Mon Sep 14 21:59:51 EDT 2009

On Sep 13, 2009, at 3:51 PM, Skipper Seabold wrote:

> On Sun, Sep 13, 2009 at 1:29 PM, Skipper Seabold  
> <jsseabold at gmail.com> wrote:
>> Is there a reason that the missing argument in genfromtxt only  
>> takes a string?

Because we check strings. Note that you can specify several characters  
at once, provided they're separated by a comma, like missing="0,nan,n/a"

>> For instance, I have a dataset that in most columns has a zero for
>> some observations but in others it was just left blank, which is the
>> equivalent of zero.  I would like to set all of the missing to 0 (it
>> defaults to -1 now) when loading in the data.  I suppose I could do
>> this with a converter, but I have too many columns for this.

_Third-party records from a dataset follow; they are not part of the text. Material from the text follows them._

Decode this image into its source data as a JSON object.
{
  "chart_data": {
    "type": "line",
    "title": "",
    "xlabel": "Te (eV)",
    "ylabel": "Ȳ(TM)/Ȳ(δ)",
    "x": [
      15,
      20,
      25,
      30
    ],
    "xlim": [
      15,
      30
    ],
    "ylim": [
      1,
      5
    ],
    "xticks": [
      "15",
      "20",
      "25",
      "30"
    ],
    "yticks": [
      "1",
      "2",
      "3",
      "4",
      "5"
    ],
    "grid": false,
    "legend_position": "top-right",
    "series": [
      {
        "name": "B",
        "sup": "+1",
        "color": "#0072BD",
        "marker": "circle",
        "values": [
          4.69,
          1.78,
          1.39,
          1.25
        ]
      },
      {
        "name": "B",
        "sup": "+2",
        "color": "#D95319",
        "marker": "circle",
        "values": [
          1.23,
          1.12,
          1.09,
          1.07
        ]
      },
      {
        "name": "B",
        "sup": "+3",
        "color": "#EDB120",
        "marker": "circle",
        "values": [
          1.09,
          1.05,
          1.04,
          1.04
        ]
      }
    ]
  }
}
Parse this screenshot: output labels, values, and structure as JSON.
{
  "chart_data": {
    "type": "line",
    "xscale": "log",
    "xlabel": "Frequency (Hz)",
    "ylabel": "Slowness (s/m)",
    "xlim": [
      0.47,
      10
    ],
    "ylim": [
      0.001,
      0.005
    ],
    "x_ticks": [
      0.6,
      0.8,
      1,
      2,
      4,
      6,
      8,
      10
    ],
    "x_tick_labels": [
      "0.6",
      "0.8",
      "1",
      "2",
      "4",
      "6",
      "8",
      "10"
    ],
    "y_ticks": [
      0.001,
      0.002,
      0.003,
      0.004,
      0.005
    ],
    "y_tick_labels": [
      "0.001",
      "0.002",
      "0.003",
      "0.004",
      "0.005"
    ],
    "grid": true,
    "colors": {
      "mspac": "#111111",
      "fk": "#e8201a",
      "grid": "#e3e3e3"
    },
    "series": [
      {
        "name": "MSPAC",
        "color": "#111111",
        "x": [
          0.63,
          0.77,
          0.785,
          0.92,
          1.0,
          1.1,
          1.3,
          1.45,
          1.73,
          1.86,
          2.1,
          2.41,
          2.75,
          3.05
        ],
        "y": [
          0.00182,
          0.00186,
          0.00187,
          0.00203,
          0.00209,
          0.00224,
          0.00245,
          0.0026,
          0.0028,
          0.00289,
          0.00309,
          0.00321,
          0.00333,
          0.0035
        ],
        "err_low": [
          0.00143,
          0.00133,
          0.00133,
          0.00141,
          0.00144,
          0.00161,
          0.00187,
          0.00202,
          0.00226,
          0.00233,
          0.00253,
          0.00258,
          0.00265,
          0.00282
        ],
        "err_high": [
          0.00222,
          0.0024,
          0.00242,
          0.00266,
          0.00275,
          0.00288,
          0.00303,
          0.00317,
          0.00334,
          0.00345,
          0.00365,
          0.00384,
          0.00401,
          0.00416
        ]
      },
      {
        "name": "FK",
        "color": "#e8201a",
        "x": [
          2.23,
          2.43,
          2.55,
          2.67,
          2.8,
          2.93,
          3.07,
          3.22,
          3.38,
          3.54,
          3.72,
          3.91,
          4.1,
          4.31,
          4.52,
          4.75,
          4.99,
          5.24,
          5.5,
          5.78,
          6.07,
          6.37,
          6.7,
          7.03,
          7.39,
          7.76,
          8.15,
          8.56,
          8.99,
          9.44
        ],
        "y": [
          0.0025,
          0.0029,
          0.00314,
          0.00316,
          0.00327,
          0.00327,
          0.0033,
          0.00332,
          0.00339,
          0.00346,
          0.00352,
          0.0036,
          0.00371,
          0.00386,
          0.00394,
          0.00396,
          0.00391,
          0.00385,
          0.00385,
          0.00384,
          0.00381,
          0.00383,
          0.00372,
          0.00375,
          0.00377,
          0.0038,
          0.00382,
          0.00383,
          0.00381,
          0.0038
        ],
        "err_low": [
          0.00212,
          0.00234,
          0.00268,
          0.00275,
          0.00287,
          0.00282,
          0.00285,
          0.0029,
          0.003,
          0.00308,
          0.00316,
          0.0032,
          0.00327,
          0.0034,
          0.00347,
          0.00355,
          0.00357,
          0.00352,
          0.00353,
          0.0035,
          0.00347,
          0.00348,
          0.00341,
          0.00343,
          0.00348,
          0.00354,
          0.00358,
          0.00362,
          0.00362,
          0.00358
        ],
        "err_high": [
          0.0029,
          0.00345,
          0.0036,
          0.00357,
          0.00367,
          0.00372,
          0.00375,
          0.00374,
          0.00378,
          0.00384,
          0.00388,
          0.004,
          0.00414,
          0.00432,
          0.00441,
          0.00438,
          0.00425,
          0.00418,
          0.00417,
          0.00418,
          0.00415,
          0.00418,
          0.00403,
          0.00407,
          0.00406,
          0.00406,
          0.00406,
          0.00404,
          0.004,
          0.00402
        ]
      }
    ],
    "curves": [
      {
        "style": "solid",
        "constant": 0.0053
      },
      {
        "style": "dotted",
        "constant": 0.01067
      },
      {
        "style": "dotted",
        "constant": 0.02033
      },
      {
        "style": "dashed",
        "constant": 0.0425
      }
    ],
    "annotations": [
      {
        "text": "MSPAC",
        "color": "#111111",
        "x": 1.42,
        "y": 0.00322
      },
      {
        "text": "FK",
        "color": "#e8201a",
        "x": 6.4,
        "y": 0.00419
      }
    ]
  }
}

OK, I see. Gonna try to find some fix.

> All of the missing values in the second observation are now -1.  Also,
> I'm having trouble defining a converter for my dates.
>
> I have the function
>
> from datetime import datetime
>
> def str2date(date):
>    day,month,year = date.strip().split('/')
>    return datetime(*map(int, [year, month, day]))
>
> conv = {1 : lambda s: str2date(s)}
> s.seek(0)
> data = np.genfromtxt(s, dtype=None, delimiter=",", names=None,  
> converters=conv)

OK, I see the problem...
When no dtype is defined, we try to guess what a converter should  
return by testing its inputs. At first we check whether the input is a  
boolean, then whether it's an integer, then a float, and so on. When  
you define explicitly a converter, there's no need for all those  
checks, so we lock the converter to a particular state, which sets the  
conversion function and the value to return in case of missing.
Except that I messed it up and it fails in that case (the conversion  
function is set properly, bu the dtype of the output is still  
undefined). That's a bug, I'll try to fix that once I've tamed my snow  
kitten.
Meanwhile, you can use tsfromtxt (in scikits.timeseries), or even  
simpler, define a dtype for the output (you know that your first  
column is a str, your second an object, and the others ints or floats...